Article ID | Journal | Published Year | Pages | File Type |
---|---|---|---|---|
267171 | Engineering Structures | 2013 | 13 Pages |
Tuned liquid column dampers (TLCDs) or tuned mass dampers (TMDs) are attached to structures to suppress their vibrations, which are normally excited by dynamic environmental loadings. In this paper, a study is reported on a passive hybrid type damper derived from the configurations of a pendulum type TMD and a TLCD, which can be attached to a primary structure as a compound pendulum (herein called a PLCD). One main advantage of such a system is that the source of damping is the liquid damping at an orifice as in a typical TLCD. As this concept increases complexity in the analysis by introducing an extra degree of freedom, the focus in this paper is kept limited to formulate a mathematical model for a two-dimensional case and to prove its validity through an experimental study; furthermore, the basic characteristics of the system are identified for the benefit of its design. All mathematical models presented here are derived from the energy expression by using the Lagrange’s equation. A cantilever beam orientated vertically and attached with a mass at the free end, which can vibrate in a two-dimensional plane, is fabricated as a primary structure. Initially, the primary structure fitted with a general compound pendulum type mass damper is numerically studied to approximately optimize the mass of the PLCD. Following that, a model of the PLCD is fabricated to carry out the experimental study. Finally, the theoretical and the experimental results for the combined structure-damper system are compared; this validates the mathematical model used here and demonstrates that implementation of such a concept is possible.
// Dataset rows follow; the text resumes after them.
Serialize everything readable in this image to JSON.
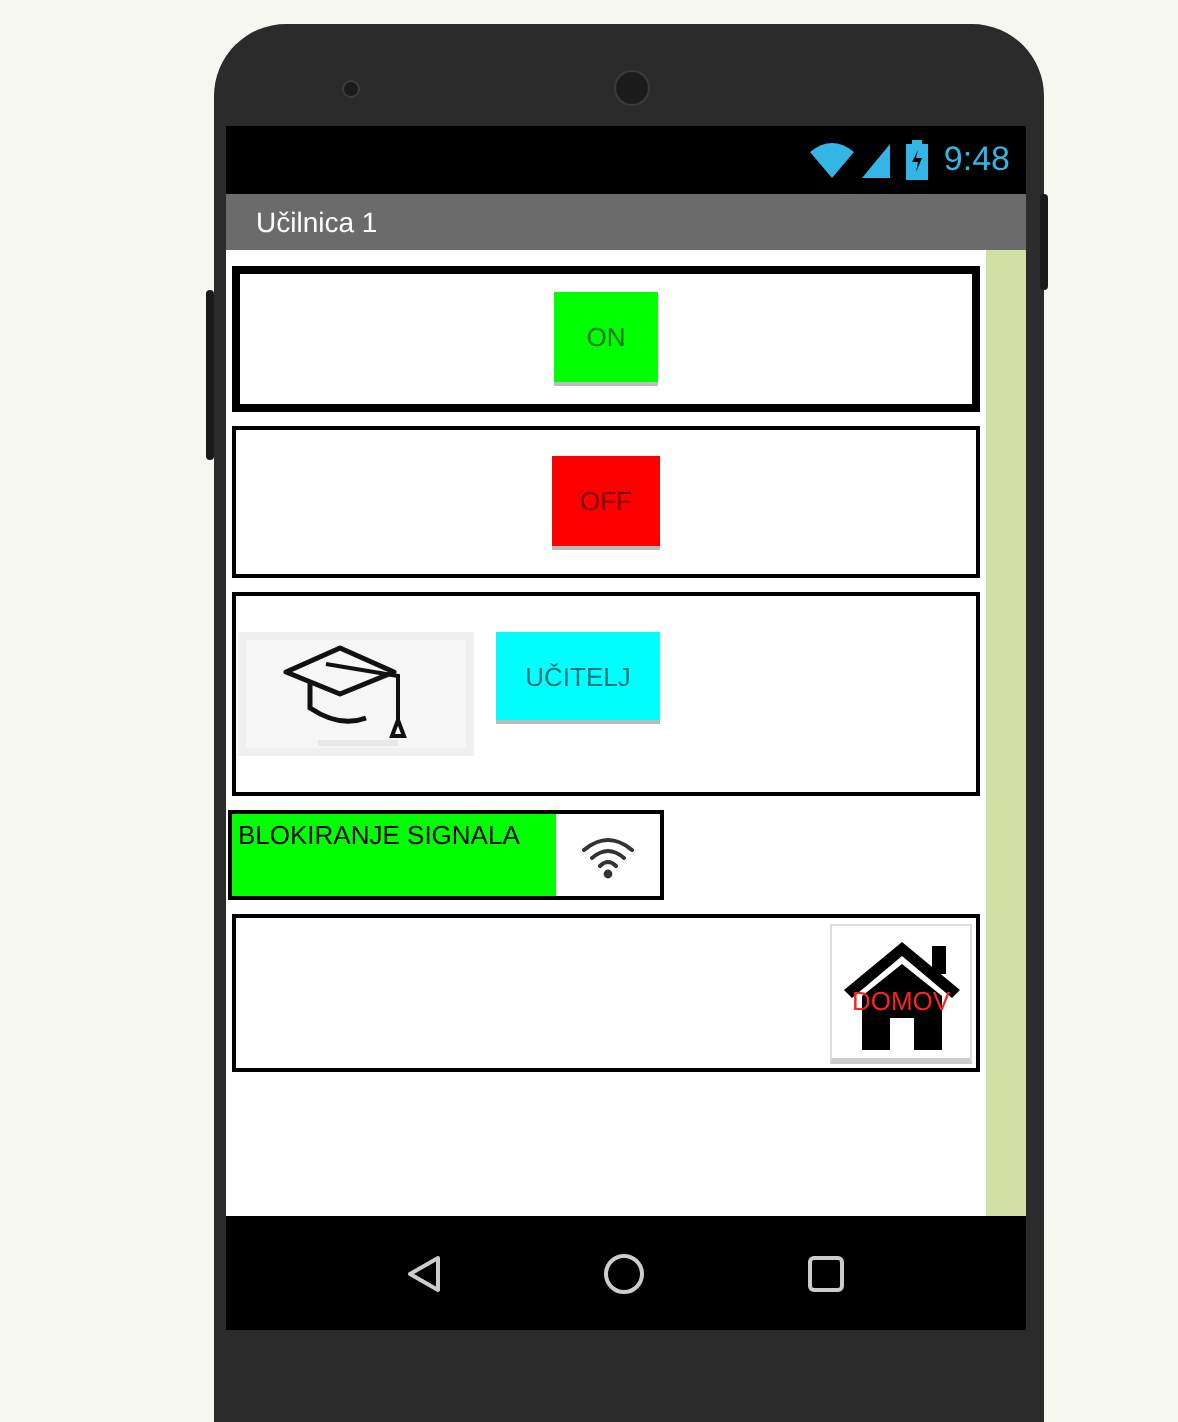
{
  "status_bar": {
    "time": "9:48"
  },
  "title_bar": {
    "title": "Učilnica 1"
  },
  "blocks": [
    {
      "kind": "button",
      "label": "ON",
      "color": "#00ff00",
      "thick": true
    },
    {
      "kind": "button",
      "label": "OFF",
      "color": "#ff0000",
      "thick": false
    },
    {
      "kind": "teacher",
      "label": "UČITELJ",
      "color": "#00ffff",
      "thick": false
    },
    {
      "kind": "signal",
      "label": "BLOKIRANJE SIGNALA",
      "color": "#00ff00",
      "thick": false
    },
    {
      "kind": "home",
      "label": "DOMOV",
      "color": "#ffffff",
      "thick": false
    }
  ]
}
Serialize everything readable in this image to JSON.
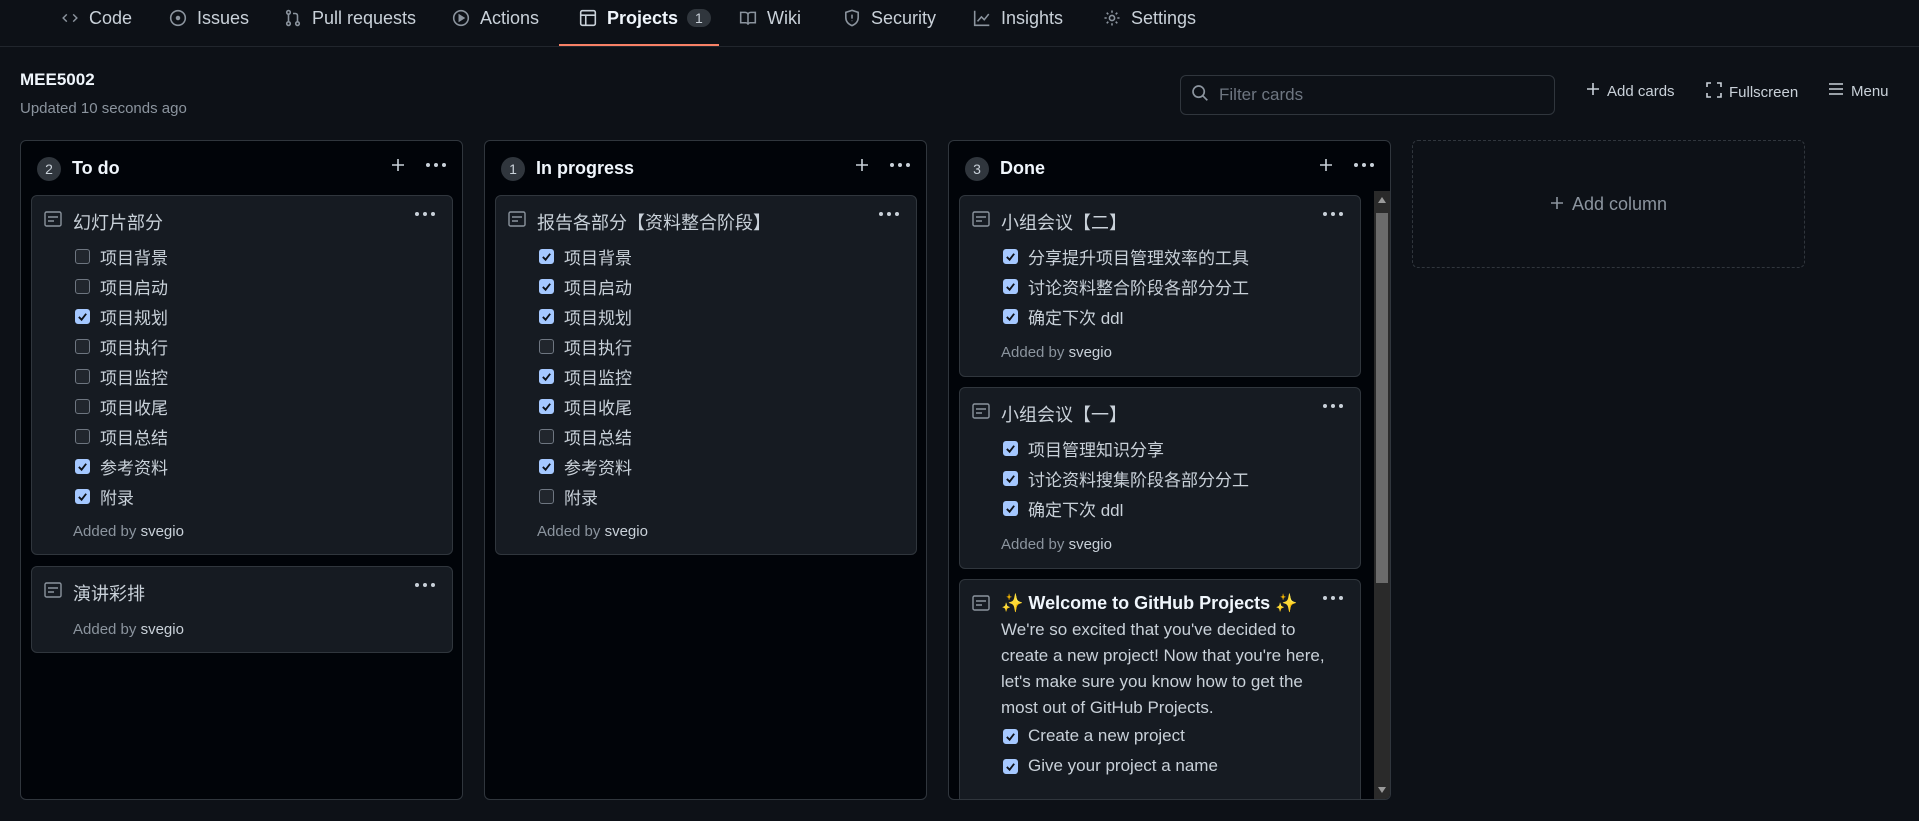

► A new passive damper concept which is a hybrid of a TMD and a TLCD is studied. ► Mathematical model of the damper mounted on a cantilever structure is presented. ► Test results from a fabricated model are used to validate the mathematical model. ► It is shown that such a damper can also effectively reduce structural vibrations. ► Detailed optimization is not included, but a general optimizing procedure is followed.